L’une des voies les plus efficaces pour limiter l’exposition à l’ammoniac, aux moisissures et aux COV consiste à ouvrir les bâtiments pour assurer une bonne ventilation. L’effet est moins net sur les poussières. Mieux vaut aussi éviter de stocker les déjections dans le bâtiment. De plus, la fermeture de la porte du tracteur permet de protéger pendant le paillage. Une pratique simple, mais peu fréquente.

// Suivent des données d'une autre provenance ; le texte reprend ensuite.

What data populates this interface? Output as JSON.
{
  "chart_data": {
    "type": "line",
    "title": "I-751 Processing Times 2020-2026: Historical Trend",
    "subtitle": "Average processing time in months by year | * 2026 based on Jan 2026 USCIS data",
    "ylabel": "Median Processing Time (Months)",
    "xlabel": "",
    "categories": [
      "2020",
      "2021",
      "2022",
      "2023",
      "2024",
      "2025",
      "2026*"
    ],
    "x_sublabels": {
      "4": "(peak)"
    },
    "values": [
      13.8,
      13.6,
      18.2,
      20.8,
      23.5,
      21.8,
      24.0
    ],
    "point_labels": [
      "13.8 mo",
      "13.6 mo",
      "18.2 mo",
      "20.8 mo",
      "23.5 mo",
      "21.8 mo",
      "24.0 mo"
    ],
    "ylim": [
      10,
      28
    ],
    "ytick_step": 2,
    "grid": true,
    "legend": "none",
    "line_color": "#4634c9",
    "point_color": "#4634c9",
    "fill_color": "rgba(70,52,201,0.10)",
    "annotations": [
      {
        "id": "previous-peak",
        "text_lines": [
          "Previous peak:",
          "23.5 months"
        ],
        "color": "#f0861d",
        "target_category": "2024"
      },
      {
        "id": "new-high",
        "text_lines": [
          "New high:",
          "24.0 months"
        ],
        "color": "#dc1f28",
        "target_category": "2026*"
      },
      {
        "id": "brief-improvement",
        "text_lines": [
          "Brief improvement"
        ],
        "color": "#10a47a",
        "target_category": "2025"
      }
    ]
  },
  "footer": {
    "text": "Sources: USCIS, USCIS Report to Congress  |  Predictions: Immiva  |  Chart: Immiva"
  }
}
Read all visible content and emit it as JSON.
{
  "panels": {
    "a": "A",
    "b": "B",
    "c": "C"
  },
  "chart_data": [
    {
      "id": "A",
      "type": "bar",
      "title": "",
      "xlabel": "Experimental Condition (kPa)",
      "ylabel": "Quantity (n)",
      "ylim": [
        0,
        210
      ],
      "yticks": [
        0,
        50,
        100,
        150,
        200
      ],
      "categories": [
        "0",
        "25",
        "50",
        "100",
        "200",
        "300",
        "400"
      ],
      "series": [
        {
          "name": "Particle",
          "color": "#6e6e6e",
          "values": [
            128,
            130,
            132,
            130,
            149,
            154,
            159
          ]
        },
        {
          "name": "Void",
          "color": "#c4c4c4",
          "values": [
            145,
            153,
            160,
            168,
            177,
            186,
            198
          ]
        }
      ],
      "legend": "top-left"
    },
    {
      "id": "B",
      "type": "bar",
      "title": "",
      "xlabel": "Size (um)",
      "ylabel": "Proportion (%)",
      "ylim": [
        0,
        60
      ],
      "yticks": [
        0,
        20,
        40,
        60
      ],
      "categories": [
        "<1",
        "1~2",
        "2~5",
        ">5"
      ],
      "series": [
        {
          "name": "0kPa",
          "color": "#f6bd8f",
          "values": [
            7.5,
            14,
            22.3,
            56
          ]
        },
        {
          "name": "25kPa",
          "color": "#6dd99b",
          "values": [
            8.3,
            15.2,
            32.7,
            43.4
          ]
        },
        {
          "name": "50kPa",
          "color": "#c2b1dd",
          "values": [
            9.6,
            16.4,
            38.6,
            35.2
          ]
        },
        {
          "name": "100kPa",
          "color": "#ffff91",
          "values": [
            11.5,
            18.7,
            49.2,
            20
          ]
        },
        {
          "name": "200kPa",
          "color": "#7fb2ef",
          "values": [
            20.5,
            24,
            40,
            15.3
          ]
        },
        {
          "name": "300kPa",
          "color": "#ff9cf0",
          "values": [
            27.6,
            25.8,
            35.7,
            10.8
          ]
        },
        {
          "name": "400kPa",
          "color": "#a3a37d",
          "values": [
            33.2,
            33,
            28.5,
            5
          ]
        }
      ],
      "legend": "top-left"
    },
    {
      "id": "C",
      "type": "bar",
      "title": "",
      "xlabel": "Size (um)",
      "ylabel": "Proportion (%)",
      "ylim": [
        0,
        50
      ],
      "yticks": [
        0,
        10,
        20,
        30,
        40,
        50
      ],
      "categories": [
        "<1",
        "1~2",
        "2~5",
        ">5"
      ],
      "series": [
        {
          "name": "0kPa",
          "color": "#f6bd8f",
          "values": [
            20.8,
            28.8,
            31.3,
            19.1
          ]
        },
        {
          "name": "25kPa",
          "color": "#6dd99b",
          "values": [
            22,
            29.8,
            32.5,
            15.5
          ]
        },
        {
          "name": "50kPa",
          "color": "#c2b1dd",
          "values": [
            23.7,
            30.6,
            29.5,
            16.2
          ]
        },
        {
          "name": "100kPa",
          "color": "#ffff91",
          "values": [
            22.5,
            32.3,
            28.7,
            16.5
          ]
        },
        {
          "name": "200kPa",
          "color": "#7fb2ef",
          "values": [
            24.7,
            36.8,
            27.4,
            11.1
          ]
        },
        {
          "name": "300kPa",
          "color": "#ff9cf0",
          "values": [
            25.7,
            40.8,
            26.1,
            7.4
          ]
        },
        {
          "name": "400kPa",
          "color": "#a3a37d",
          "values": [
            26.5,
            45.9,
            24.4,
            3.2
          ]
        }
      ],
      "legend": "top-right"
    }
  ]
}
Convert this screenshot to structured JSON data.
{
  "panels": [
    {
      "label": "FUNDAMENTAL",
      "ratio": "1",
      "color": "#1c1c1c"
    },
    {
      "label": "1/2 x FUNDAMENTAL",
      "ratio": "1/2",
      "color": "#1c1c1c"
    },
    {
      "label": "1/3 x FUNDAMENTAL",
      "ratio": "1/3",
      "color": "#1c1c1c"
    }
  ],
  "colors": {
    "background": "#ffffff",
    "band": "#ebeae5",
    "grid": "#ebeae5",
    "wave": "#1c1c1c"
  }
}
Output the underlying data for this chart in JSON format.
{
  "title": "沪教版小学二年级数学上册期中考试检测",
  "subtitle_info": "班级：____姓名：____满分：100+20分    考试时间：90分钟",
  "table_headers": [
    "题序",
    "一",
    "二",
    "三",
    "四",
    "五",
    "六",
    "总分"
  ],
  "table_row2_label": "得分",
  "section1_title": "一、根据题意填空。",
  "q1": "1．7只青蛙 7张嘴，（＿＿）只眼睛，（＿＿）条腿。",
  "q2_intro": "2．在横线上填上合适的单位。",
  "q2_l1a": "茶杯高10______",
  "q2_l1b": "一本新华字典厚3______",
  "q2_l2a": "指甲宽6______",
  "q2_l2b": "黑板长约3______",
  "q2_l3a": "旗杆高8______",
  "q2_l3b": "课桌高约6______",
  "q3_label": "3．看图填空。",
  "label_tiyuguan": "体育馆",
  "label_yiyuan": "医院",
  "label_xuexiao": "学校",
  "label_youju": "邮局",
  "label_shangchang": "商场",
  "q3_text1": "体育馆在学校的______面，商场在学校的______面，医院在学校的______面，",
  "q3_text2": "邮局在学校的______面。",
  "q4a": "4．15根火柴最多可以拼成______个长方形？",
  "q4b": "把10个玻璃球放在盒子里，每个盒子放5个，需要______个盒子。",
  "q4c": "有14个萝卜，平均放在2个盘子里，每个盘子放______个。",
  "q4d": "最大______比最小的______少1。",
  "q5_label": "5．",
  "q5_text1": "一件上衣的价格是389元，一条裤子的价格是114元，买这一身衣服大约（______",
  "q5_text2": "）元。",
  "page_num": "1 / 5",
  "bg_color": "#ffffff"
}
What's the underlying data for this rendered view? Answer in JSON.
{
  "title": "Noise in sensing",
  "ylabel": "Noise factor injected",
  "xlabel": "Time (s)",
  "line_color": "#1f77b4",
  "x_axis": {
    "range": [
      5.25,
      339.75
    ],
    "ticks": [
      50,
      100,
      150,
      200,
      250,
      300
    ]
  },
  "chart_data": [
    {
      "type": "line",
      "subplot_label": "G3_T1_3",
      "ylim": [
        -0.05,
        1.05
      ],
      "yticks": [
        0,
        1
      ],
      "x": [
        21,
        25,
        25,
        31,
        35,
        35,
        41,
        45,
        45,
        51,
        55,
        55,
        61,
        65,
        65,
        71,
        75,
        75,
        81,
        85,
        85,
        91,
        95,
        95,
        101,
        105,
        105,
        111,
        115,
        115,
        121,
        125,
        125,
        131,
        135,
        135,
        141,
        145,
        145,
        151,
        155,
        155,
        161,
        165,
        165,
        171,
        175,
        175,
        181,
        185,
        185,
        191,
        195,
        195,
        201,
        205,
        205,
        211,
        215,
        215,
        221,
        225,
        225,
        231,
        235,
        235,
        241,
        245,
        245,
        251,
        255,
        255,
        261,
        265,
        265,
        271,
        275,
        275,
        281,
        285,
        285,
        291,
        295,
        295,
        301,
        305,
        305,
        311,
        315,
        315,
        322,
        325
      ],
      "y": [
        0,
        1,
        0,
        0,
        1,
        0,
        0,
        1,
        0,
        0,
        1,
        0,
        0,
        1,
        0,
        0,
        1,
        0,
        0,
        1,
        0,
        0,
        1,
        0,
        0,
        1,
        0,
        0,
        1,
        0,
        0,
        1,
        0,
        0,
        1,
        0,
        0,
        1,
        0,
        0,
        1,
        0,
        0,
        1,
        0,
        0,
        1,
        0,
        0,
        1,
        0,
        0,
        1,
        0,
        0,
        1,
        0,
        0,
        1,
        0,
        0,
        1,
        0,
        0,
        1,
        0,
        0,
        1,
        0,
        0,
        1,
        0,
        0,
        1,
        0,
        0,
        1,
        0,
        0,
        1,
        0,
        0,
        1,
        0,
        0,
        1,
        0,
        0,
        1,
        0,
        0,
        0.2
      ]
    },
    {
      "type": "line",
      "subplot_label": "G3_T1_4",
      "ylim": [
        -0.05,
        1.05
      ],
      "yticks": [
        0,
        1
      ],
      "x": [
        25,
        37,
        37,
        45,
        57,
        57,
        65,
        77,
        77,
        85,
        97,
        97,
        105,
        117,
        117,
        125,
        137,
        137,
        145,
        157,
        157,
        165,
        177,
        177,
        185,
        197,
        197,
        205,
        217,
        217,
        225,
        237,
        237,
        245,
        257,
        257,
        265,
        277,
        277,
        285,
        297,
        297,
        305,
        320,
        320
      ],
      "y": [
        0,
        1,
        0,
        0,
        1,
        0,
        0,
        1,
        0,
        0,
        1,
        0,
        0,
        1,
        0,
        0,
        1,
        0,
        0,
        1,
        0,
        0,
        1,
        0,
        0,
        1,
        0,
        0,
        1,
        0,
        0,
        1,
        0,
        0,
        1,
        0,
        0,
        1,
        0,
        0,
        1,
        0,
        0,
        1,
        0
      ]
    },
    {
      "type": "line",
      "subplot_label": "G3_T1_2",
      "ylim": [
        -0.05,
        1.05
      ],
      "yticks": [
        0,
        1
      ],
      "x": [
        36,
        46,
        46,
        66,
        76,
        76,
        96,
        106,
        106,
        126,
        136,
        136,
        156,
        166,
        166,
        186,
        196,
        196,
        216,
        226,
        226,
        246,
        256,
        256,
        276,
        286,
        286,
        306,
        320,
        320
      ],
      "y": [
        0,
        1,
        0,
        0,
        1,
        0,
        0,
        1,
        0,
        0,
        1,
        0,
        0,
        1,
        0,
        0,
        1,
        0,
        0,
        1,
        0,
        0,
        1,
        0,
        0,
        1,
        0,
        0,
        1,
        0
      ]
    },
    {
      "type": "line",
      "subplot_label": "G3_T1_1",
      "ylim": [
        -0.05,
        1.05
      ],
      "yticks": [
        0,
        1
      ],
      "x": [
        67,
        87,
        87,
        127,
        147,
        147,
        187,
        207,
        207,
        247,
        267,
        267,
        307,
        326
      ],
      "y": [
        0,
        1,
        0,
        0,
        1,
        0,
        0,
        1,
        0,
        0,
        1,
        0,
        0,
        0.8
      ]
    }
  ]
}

L’expérience des élevages hors sol
L’expérience des élevages hors sol donne des idées afin de réduire les risques pour les éleveurs laitiers. « Les éleveurs de porcs acidifient le lisier pour réduire la volatilisation. Ils jouent aussi sur l’alimentation pour limiter les teneurs en azote des déjections », explique Solène Lagadec, qui suit ces problématiques à la chambre d’agriculture de Bretagne. Elle rappelle que le risque pour la santé est d’autant plus élevé que l’exposition est longue et répétée. Également à la chambre d’agriculture de Bretagne, Philippe Briard alerte sur les risques en salle de traite. « Les étables sont généralement bien ventilées. C’est beaucoup moins vrai pour le bloc de traite et parfois pour le bureau. » L’ammoniac et les poussières peuvent s’y accumuler. La présence des vaches limite la circulation de l’air dans les fosses de traite. Philippe Briard constate aussi que les aires d’attente aménagées sur caillebotis renforcent les risques. En Bretagne, le groupe en charge de la charte bâtiment commence à s’intéresser à cette question. L’enjeu est de tenir compte de ces risques dans les préconisations.
Pascale Le Cann(1) Thèse réalisée à l’université de Rennes 1 par Hugo Pfister dans le cadre du programme AIRBAg : analyse, incidence et facteur de risque de la broncho-pneumopathie chronique obstructive agricole.